Sweden’s Political Warning The Sweden Democrats finish third on an anti-immigration platform.

https://www.wsj.com/articles/swedens-political-warning-1536531909

Swedes went to the polls on Sunday and although it will take some time for a ruling coalition to emerge, the biggest immediate winner appears to be the party that won’t form a government. The Sweden Democrats, born as a far-right political movement and now an anti-immigration party, garnered a little under 18% of the vote. That third-place finish is their best electoral result.

The governing party is still likely to be either the first-place center-left Social Democrats or the second-place center-right Moderate Party, the anchors of Swedish politics for decades. But they will govern with reduced vote tallies, and no coalition is likely to enjoy a majority in parliament.

As in so many recent European elections, the authority of mainstream parties is eroding. The Moderates were the biggest losers Sunday compared to 2014, down 3.5 points to 20%. The ruling Social Democrats have been hemorrhaging voters for years. Their better-than-expected result Sunday is that they finished at 28%, three percentage points down from the last election but well shy of the 40% tally they used to achieve.

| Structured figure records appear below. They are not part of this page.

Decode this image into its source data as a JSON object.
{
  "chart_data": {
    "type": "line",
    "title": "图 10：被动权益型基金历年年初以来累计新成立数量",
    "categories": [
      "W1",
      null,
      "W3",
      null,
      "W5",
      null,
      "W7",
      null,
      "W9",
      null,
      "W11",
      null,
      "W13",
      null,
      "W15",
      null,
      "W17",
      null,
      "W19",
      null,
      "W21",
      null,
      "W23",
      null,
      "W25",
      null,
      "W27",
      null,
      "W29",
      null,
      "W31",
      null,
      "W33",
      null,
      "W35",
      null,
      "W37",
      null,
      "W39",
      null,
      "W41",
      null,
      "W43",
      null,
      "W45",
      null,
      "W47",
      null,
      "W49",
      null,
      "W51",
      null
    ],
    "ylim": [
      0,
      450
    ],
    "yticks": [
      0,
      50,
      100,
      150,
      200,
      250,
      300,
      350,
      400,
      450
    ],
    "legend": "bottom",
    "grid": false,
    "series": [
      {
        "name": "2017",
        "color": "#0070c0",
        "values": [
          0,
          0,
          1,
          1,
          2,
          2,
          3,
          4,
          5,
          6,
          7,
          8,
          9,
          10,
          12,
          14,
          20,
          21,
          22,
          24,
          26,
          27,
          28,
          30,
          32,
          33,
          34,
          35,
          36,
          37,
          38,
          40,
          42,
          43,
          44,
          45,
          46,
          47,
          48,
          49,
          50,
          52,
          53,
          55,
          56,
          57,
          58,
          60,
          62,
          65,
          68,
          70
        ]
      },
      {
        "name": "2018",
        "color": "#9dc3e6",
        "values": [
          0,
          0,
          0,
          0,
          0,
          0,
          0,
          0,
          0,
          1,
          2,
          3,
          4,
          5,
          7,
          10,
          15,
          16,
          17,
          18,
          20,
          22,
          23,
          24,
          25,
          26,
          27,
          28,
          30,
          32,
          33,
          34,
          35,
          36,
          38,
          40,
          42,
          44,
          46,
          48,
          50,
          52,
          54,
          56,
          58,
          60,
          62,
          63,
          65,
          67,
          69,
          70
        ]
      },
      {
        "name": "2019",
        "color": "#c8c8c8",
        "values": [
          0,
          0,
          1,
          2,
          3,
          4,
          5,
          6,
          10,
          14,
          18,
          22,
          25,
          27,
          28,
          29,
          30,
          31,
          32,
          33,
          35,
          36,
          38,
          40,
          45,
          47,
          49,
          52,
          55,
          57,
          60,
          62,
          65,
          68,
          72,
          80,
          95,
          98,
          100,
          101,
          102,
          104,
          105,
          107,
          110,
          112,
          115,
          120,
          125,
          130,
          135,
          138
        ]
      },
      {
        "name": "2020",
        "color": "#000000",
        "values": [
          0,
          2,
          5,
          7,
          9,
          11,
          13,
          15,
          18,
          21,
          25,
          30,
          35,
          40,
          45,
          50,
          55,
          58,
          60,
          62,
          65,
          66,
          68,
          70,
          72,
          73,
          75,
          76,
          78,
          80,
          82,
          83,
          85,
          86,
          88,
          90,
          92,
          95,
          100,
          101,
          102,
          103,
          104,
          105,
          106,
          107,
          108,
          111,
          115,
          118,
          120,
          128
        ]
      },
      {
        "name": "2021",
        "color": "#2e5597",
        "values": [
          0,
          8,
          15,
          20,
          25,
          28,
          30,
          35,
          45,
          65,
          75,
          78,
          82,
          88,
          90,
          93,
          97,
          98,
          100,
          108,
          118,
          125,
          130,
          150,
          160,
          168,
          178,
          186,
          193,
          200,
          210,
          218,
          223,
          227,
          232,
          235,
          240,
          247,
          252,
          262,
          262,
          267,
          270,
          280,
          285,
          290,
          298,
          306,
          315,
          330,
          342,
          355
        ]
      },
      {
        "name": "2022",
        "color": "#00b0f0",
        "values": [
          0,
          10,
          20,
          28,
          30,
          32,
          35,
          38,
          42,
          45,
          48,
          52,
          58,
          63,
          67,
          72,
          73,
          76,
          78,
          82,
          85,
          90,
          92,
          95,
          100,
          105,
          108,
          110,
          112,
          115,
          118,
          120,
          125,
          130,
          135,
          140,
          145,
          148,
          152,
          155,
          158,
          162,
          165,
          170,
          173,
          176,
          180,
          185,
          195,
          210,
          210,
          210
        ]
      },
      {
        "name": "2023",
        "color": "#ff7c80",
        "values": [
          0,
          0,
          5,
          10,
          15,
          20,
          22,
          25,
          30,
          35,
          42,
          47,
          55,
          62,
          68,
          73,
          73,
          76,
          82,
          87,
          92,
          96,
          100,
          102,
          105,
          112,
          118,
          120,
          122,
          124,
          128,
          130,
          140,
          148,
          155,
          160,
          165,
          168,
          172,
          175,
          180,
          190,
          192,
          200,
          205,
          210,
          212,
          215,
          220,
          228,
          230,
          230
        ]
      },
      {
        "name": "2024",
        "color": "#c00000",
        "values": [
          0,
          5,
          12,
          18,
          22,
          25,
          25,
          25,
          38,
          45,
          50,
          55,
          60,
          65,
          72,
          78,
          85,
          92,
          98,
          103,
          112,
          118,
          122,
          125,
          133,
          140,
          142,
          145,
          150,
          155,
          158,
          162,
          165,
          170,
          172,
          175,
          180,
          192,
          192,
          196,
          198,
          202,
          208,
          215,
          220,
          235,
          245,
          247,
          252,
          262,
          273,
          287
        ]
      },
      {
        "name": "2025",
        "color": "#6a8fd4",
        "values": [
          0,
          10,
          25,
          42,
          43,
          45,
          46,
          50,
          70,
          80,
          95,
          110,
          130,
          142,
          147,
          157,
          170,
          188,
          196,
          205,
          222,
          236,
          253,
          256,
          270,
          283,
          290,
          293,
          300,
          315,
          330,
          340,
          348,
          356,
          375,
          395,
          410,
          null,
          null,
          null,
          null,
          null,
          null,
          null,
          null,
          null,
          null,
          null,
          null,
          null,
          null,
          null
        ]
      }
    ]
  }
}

The Sweden Democrats have won over many disaffected working-class voters, as the party’s share of the vote has risen from under 6% in 2010. Others have shifted to the Left coalition, a far-left faction whose vote total also rose more than two percentage points Sunday.

Many commentators—and more than a few Swedish and European Union politicians—will mourn growing support for the “far right” by Sweden’s historically tolerant voters. That misses much of the story.

The Sweden Democrats have gained support in particular since Sweden’s decision to accept the highest number of Middle Eastern migrants relative to population of any European country in the 2015 crisis. And in this campaign the mainstream parties matched the Sweden Democrats with get-tough immigration pledges of their own. The Sweden Democrats, meanwhile, hew to conventional views on the need to spend more on Sweden’s welfare state.

What’s really on display is weakening public trust in mainstream politicians and parties. Voters increasingly doubt that the Social Democrats or Moderates will deliver on promises to stem immigration or reduce waiting times for doctors. Maybe the Sweden Democrats would fail if they take power, but they haven’t been promising and failing for years.

The Sweden Democrats trace their origins to a neo-Nazi group, and while the party’s current leaders claim to have purged those elements, they bear watching for the uglier forms of nationalist sentiment. The other parties have pledged to lock the Sweden Democrats out of any governing coalition. But if those parties don’t start delivering on campaign promises, more and bigger electoral upsets are inevitable.